L'insuffisance cardiaque chronique est une complication de nombreuses maladies cardiaques, vasculaires ou respiratoires. Elle peut donc avoir de nombreuses causes.

Les troubles cardiaques à l'origine de l'insuffisance cardiaque chronique

Les troubles des artères coronaires (qui apportent l’oxygène au myocarde, le muscle du cœur) sont la première cause d’insuffisance cardiaque chronique (ICC) : 70 % des cas seraient liés à des problèmes d’artères coronaires (par exemple, l’angine de poitrine ou angor).

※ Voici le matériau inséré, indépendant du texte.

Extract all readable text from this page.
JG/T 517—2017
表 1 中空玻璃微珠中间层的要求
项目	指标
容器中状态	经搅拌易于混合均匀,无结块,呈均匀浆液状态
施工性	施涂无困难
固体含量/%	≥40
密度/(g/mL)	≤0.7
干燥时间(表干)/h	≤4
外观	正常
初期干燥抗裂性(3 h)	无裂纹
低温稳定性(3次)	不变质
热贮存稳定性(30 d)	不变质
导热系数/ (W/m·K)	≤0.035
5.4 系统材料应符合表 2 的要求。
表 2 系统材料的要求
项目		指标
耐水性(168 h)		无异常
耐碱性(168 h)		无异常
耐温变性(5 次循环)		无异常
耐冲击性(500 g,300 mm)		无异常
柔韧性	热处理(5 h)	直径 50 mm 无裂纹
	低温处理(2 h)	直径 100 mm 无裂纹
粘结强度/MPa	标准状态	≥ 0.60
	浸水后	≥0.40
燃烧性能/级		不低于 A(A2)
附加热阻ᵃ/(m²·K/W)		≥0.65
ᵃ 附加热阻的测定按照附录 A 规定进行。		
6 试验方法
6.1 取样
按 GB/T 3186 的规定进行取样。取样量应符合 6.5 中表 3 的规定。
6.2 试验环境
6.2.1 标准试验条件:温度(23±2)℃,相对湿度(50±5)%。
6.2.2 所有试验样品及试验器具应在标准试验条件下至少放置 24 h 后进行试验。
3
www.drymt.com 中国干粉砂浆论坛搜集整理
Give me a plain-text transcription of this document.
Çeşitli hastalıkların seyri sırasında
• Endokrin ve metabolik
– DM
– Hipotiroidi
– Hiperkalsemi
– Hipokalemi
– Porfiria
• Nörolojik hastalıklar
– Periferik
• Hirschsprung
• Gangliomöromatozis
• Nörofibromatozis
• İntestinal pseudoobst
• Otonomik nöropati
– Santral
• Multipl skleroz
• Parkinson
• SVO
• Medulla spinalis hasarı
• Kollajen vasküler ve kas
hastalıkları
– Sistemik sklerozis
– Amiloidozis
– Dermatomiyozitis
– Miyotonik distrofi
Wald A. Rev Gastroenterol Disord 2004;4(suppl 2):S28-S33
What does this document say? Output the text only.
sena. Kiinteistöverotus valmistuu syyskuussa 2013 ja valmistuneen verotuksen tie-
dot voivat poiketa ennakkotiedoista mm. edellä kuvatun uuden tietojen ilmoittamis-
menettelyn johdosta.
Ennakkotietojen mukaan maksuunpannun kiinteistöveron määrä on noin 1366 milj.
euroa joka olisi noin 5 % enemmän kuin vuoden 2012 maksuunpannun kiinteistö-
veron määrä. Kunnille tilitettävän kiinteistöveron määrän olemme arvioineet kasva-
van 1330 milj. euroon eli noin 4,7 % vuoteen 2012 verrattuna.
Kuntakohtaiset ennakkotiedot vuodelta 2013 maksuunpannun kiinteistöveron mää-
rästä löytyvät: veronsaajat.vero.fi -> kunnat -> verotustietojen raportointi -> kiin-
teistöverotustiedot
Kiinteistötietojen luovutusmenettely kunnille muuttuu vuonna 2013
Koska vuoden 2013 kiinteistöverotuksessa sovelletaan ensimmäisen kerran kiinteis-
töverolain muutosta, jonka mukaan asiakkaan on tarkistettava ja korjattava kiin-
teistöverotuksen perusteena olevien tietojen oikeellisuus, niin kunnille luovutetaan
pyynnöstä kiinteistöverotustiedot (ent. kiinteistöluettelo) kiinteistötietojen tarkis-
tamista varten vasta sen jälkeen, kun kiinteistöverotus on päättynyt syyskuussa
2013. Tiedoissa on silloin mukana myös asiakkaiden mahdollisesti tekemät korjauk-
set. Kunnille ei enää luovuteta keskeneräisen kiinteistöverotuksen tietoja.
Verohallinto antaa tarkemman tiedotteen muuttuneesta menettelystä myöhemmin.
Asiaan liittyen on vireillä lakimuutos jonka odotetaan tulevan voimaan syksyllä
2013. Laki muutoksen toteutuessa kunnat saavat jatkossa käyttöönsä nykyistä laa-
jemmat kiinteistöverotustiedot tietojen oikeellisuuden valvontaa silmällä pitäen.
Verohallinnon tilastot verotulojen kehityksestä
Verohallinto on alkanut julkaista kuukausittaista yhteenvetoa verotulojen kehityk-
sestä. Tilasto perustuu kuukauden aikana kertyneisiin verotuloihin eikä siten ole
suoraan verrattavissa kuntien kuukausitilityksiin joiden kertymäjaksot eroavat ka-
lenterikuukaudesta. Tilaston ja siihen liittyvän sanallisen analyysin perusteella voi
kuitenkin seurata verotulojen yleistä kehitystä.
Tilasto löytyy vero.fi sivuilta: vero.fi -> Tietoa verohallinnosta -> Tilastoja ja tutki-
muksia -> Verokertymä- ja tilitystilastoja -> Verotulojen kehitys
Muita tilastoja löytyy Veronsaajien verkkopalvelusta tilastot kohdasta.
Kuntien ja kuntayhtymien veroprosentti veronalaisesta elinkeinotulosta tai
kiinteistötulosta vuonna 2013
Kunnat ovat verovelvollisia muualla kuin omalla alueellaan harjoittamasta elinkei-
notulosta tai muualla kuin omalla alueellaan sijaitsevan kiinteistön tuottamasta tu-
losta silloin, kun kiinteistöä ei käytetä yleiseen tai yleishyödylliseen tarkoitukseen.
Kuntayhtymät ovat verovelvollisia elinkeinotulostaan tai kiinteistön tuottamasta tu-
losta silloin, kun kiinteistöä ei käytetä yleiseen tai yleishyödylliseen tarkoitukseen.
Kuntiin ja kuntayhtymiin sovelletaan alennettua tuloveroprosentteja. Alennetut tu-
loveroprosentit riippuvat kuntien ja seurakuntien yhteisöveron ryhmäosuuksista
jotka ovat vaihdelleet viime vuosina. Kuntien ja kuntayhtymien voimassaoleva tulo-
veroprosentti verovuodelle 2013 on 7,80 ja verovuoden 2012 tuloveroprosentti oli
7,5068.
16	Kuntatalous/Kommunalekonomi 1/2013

Les troubles du rythme cardiaque (arythmies), lorsqu’ils ne sont pas pris en charge par un traitement, peuvent également être la cause d’ICC. De plus, les problèmes d’étanchéité entre les différents compartiments du cœur (lorsque les valvules ne sont plus capables de fermer hermétiquement les orifices de communication) seraient la cause de 10 % des ICC.

Dans certains cas, une malformation cardiaque congénitale peut, sur le long terme, fatiguer le cœur et entraîner une ICC. Enfin, pour environ 10 % des cas, la cause de l’insuffisance est une cardiomyopathie (voir encadré).

Qu'appelle-t-on cardiomyopathies ?
Les cardiomyopathies sont des maladies du muscle cardiaque qui en perturbent le fonctionnement. Elles peuvent être dues à une infection (par exemple l'infection par le VIH/sida), des médicaments (en particulier les chimiothérapies anticancéreuses), une radiothérapie anticancéreuse du thorax (par exemple pour traiter un cancer du sein), une alcoolodépendance, une addiction à la cocaïne, etc. L'infarctus du myocarde, en privant le muscle d'oxygène, entraîne fréquemment une cardiomyopathie localisée aux régions du cœur qui ont souffert de cette asphyxie.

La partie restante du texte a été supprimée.